Быков и Павел Ефимович молча слушали ее торопливый, сбивчивый рассказ. Виталий усадил сестру рядом с собой и, не в силах оторвать от нее глаз, все гладил и гладил своей шершавой, загрубевшей от морской воды ладонью ее теплые мягкие руки. Нежный голос сестры звучал в его ушах то взволнованно и радостно, то грустно и печально. И перед глазами, как в кадрах киноленты, вырисовывалась ее жизнь.

…Когда фашистские летчики начали бомбить и обстреливать с бреющего полета железнодорожный полустанок, где на путях стояли только что прибывшие составы, стрелочница Олеся Михайловна Ильченко возвращалась домой с дежурства. Услышав грохот взрывов и треск пулеметных очередей, она забежала в подъезд какого-то каменного здания, чтобы переждать там налет. Выйдя на улицу, она сразу же свернула в переулок и вдруг услышала плач ребенка. Недалеко от нее, у водопроводной колонки, неподвижно лежали две молодые женщины. Возле одной копошилась грудная девочка. Когда стрелочница, решив, что мать ее мертва, подняла ребенка на руки, она вдруг увидела, что женщина открыла глаза.

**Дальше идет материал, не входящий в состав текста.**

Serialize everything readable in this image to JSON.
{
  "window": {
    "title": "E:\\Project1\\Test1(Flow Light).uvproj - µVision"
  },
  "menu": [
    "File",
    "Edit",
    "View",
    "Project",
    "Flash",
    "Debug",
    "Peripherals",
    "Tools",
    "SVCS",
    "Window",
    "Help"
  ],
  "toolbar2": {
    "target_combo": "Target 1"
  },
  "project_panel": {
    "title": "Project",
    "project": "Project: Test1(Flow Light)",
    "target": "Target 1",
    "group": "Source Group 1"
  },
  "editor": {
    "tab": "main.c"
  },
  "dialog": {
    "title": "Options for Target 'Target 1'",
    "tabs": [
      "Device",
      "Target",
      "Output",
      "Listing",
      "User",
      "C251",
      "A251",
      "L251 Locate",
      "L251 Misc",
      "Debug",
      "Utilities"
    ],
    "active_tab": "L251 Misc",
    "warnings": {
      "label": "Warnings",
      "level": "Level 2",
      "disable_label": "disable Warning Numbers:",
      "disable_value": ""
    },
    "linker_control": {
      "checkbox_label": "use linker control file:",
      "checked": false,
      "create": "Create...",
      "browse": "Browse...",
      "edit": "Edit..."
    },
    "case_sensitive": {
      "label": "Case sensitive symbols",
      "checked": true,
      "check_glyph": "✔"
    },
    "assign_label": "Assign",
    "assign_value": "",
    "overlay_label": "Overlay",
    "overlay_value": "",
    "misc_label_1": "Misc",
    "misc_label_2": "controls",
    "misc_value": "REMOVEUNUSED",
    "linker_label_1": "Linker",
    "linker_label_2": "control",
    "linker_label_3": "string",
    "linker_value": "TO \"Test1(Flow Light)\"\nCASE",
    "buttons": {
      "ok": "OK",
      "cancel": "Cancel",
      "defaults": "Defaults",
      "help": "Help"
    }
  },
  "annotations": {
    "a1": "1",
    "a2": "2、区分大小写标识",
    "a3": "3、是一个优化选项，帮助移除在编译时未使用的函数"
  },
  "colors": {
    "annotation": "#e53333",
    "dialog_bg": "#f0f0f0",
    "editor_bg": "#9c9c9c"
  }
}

— Прошу вас, — умоляла она слабым, затухающим голосом. — Не дайте моей девочке пропасть… Зовут ее Верочкой… Вера Сергеевна Синичкина. Отец ее морской офицер, остался в Одессе… Брат Виталий…

И больше умирающая не успела сообщить ничего.

Несмотря на трудности и лишения, Олеся Михайловна оставила семимесячную девочку у себя. После получения похоронной на мужа, погибшего при освобождении Будапешта, маленькая Верочка стала для нее самым близким существом на свете. Работы Олеся Михайловна не боялась никакой и делала все, чтобы Вера окончила институт. Сейчас она на пенсии, и, когда дочь с мужем уходят в рейс, двое внуков остаются на ее попечении.

Вере и в голову не приходило, что она не родная дочь Олеси Михайловны. И она очень удивилась, когда вчера, сразу же по возвращении домой, мать положила перед ней ворох газет и попросила прочесть все опубликованные в них материалы о Виталии Синичкине.

— Это о том, как дельфины разыскали немецкий корабль? — переспросила дочь. — Я уже в курсе этих событий, мама. Мы же на корабле регулярно слушаем радио.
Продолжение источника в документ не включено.